Traveler’s Diarrhea

How to Cite This Chapter: Haider S, Mach T, Mrukowicz J. Traveler’s Diarrhea. McMaster Textbook of Internal Medicine. Kraków: Medycyna Praktyczna. Accessed June 19, 2024.
Last Updated: June 8, 2019
Last Reviewed: June 8, 2019
Chapter Information

Definition, Etiology, PathogenesisTop

Traveler’s diarrhea refers to signs and symptoms caused by ingestion of food or water contaminated with pathogens. It develops in individuals traveling to regions with poor hygiene and sanitary standards, although in some patients it may be due to travel-related dietary changes or stress.

1. Etiologic agents vary with geographic regions. Approximately 80% of cases are caused by bacteria, predominantly enterotoxigenic Escherichia coli and Campylobacter spp.

2. Epidemiology (risk of developing the disease depends on the region):

1) Low risk (<8% of visiting individuals develop the disease within 1-2 weeks): Japan, Australia, New Zealand, Northern and Western Europe, Canada, the United States.

2) Moderate risk (10%-20%): Central and Eastern Europe, Portugal, Greece, the Balkans, Russia, China, Israel, South Africa, Pacific Islands, most of the Caribbean islands, Argentina and Chile, Thailand.

3) High risk (20%-56%): Africa, Latin America, South Asia, Middle East.

3. Reservoir, transmission, incubation, and contagious period: see Acute Infectious Diarrhea.


Treatment is the same as in acute infectious diarrhea. Self-administration of antibiotic therapy is recommended in travelers with moderate or severe diarrhea (≥3 loose stools within 24 hours with other intestinal signs and symptoms) as well as in patients not responding to symptomatic treatment. Since the resistance of Campylobacter spp to fluoroquinolones is frequently observed in Asia, the drug of choice in empiric treatment used in this region is azithromycin (1 g in a single dose or 500 mg once daily for 3 days). Selected patients—such as those with a limited ability to tolerate dehydration or infection, for instance, immunocompromised hosts, and patients travelling to remote destinations where access to health-care providers is limited—could be prescribed all the necessary drugs prior to departure and could be provided with a written self-treatment strategy in case of infection (see below) as well as guidelines for seeking medical attention when necessary.

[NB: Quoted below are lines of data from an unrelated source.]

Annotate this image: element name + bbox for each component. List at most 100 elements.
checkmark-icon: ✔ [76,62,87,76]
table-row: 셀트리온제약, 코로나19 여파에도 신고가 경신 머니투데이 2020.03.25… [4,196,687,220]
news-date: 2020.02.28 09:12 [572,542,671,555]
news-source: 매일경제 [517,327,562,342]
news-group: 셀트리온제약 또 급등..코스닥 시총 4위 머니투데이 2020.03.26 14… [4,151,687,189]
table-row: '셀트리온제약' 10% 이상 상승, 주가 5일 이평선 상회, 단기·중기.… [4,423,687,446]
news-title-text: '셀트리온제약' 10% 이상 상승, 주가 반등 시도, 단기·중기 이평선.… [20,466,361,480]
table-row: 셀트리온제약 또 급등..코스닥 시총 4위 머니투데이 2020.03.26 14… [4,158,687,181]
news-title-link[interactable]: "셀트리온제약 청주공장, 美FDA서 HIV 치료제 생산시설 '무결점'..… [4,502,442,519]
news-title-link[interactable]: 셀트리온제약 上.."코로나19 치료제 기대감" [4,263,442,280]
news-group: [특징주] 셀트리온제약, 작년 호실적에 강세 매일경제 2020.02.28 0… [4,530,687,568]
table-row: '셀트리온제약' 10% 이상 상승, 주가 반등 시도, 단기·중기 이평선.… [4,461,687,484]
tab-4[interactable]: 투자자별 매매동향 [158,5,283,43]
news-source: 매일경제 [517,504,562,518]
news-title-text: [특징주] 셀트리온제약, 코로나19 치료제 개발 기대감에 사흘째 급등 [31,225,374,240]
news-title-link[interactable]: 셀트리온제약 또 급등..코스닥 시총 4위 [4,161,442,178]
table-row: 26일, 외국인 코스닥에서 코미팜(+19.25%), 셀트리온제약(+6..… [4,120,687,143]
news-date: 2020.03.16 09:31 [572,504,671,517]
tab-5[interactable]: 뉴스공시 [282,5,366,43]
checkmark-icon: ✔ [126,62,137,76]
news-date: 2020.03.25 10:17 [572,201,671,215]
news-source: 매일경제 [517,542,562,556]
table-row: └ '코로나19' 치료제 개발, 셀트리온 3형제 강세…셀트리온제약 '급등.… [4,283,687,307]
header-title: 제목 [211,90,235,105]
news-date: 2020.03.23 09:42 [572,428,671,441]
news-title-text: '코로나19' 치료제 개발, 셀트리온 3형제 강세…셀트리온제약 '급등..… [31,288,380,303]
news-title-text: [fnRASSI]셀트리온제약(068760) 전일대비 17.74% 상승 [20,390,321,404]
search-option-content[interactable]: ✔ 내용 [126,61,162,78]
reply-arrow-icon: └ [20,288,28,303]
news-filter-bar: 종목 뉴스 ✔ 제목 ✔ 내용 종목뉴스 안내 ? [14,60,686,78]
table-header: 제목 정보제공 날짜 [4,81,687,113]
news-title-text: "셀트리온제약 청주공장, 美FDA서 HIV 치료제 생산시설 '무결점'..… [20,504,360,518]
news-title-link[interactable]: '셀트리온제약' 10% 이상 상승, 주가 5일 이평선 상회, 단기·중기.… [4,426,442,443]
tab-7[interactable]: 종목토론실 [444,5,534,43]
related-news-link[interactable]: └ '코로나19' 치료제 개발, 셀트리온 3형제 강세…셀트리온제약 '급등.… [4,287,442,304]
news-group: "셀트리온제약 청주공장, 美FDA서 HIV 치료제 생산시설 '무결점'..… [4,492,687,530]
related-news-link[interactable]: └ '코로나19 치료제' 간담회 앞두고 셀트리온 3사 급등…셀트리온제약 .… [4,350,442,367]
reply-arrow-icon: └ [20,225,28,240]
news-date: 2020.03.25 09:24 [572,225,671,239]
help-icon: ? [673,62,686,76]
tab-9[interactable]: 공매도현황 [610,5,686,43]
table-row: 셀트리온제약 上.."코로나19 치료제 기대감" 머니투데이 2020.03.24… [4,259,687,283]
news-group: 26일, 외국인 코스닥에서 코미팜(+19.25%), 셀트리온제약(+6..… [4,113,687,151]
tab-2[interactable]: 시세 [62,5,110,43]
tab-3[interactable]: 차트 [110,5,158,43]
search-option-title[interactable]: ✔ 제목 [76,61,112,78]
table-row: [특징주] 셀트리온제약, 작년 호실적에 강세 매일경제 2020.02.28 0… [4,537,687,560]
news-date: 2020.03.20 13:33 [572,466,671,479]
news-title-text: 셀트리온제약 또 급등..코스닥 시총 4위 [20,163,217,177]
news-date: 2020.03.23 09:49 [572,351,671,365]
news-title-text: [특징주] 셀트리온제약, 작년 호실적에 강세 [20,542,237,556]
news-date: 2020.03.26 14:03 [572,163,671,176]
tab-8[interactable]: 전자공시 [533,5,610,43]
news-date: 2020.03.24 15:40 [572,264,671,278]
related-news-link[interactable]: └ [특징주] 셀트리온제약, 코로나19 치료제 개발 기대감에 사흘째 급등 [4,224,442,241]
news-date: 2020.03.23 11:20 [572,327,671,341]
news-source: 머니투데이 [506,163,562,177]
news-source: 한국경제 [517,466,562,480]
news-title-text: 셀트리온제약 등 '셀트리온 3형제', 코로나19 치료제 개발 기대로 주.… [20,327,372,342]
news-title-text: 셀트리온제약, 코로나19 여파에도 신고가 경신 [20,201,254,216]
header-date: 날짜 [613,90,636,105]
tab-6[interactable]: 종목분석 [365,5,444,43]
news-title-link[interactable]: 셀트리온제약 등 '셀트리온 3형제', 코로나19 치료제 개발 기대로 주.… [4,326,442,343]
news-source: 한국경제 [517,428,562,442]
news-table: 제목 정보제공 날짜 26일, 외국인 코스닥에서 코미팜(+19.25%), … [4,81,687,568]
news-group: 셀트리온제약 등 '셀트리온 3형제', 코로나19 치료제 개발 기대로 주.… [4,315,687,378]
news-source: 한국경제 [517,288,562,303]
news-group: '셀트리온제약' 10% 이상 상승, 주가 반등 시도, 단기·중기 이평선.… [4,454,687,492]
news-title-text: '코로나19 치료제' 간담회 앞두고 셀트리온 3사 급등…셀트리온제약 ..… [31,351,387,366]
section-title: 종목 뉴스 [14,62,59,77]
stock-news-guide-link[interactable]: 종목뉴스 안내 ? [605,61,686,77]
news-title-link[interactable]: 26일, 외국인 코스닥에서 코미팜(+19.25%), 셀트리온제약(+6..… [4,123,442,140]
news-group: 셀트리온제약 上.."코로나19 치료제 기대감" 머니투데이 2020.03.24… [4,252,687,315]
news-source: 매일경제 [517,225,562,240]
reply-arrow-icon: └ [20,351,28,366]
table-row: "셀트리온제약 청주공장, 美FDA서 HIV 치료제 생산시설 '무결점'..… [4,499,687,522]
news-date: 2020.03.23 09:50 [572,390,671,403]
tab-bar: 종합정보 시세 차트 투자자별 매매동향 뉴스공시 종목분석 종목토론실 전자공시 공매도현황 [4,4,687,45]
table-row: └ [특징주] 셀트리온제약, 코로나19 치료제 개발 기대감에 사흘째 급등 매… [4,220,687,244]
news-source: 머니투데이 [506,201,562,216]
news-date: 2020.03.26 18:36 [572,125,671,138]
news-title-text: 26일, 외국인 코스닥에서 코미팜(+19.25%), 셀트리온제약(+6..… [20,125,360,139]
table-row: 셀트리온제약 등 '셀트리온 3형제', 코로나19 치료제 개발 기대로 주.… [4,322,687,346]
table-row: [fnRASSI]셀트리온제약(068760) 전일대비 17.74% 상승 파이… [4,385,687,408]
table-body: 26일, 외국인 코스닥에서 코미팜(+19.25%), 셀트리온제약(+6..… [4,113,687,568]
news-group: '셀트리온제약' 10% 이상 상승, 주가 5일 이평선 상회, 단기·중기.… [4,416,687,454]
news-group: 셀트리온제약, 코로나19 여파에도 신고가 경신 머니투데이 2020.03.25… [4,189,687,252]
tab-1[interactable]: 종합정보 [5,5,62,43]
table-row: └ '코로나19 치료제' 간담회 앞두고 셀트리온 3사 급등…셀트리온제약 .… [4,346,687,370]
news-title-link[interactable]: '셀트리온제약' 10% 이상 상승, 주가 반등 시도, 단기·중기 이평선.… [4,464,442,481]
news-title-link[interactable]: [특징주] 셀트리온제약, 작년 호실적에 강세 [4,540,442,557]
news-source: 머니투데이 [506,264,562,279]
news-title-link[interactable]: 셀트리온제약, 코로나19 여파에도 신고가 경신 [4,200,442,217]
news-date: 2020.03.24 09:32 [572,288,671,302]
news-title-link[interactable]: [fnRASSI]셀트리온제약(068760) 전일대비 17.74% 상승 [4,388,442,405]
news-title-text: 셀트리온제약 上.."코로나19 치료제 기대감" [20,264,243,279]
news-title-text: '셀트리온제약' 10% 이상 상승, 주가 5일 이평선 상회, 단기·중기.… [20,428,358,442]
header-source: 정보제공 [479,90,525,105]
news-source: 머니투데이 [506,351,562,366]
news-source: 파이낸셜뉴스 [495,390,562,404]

1. Hand hygiene and food safety (these are of key importance):

1) Washing hands prior to food preparation and consumption.

2) Avoiding food and water from dubious sources (eg, from street vendors and food stands).

3) Washing and peeling fruit and vegetables, avoiding raw salads.

4) Drinking only bottled water from a known source or carbonated drinks (eg, cola, beer).

5) Consuming only hot (steaming) food (with the exception of jams/preserves, syrups, honey) and drinking hot beverages. Avoiding sauces/dressings stored at room temperatures.

6) Avoiding drinks served with ice.

2. Prophylactic antimicrobial treatment should be considered in patients at high risk for severe bacterial diarrhea and its complications (with achlorhydria, receiving treatment that reduces or neutralizes gastric acid secretion, after gastrectomy, with prosthetic implants, immunodeficiency, irritable bowel syndrome, sickle cell anemia) and those unable to tolerate diarrhea (athletes, individuals on short business trips) who are traveling to high-risk areas:

1) Oral rifaximin 200 mg bid or 400 mg once daily with main meals for the entire duration of stay in a high-risk area. The drug is not absorbed from the gastrointestinal tract, is well tolerated, and rarely causes adverse effects. Rifaximin is effective predominantly against enterotoxigenic E coli and enteroaggregative E coli, but its effectiveness against enteroinvasive bacteria has not been established (if diarrhea occurs in the course of treatment, assume it has been caused by invasive bacteria and administer azithromycin).

2) An oral fluoroquinolone, for instance, ciprofloxacin 500 to 750 mg once daily for the entire duration of stay in a high-risk area. The drug is effective against the majority of bacteria responsible for traveler’s diarrhea (however, a high percentage of Campylobacter strains in Asia are resistant to fluoroquinolones). Patients receiving oral fluoroquinolones are at risk for adverse effects (including diarrhea and pseudomembranous colitis caused by Clostridioides difficile).

3) Bismuth subsalicylate 2 tablets qid.